Protesters have taken to the streets across the country and around the world to demand justice for the murders of Ahmaud Arbery, Breonna Taylor, and George Floyd,  three Black Americans who have been murdered in the past month, two of them by police in cold blood. These deaths were just the tip of the iceberg in the centuries of systematic racism, abuse, and murder of Black Americans. As scientists, we cannot look away or pretend to be impartial; the medical field was built on the blood and tears of Black Americans. Nearly every post from OncoBites features discussions of a “cell line;” the first immortalized cell line (HeLa) was taken from Henrietta Lacks, a Black woman, whose family lost a wife and mother while doctors gained fame and fortune from the study of her cells.

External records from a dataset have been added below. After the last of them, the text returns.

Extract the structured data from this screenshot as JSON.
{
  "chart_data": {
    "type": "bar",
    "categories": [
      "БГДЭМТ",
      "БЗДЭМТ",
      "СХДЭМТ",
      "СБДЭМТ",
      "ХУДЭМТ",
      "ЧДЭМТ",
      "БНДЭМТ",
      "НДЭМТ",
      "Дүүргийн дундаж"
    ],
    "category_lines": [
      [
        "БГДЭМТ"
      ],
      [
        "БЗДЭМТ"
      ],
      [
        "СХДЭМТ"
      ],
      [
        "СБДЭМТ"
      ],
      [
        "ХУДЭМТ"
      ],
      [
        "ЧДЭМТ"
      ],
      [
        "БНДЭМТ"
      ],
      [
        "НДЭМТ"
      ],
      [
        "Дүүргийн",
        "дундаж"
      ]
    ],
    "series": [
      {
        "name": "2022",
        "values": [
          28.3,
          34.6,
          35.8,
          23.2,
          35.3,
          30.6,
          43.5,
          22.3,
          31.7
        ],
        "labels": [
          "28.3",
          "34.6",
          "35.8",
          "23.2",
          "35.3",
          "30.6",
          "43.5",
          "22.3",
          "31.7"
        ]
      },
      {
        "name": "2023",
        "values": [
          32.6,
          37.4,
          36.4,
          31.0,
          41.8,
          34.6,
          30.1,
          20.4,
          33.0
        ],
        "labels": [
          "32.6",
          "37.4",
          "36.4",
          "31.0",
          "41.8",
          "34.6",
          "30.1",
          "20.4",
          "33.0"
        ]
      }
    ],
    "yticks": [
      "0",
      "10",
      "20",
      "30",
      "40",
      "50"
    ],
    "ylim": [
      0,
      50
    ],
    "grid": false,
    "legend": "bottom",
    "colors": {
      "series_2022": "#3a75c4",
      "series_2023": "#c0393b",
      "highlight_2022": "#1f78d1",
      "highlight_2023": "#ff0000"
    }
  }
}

Modern gynecology was built on the suffering of enslaved women, upon whom J. Marion Sims experimented without anesthesia or pain relief. Before the dawn of modern medical ethics, Black people were routinely exploited in unethical medical research, the most infamous of them being the Tuskegee study

This week, instead of sharing a new article with you, we will be resharing two articles on racial and socioeconomic disparities that impact cancer care and survival. The challenges faced by Black Americans simply to survive are staggering, built upon hundreds of years of systematic oppression. This oppression exists today, and it exists in the healthcare system, including disproportionate outcomes for Black Americans as we have seen with the current COVID-19 pandemic. It exists in our neighborhoods, where Black Americans have been redlined and segregated into worse areas and stripped of public resources. It exists in our schools, where Black students are consistently undervalued and over-punished because they are seen as threats, even as children. It exists in the streets, where Ahmaud Arbery was chased down, where George Floyd and Eric Garner struggled for breath, and where countless others have met similar fates. It exists in our homes, where racism brews and police enter and murder Black Americans like Botham Jean and Breonna Taylor “by accident.” 

Today, we are sharing these articles with the hopes that it encourages you to look a little deeper into the systems around you and how racism bleeds into every aspect of life. Consider that your life experiences are different from the life experiences of your Black colleagues. Read up on the history left out of the history books and consider how you can change our world for the better.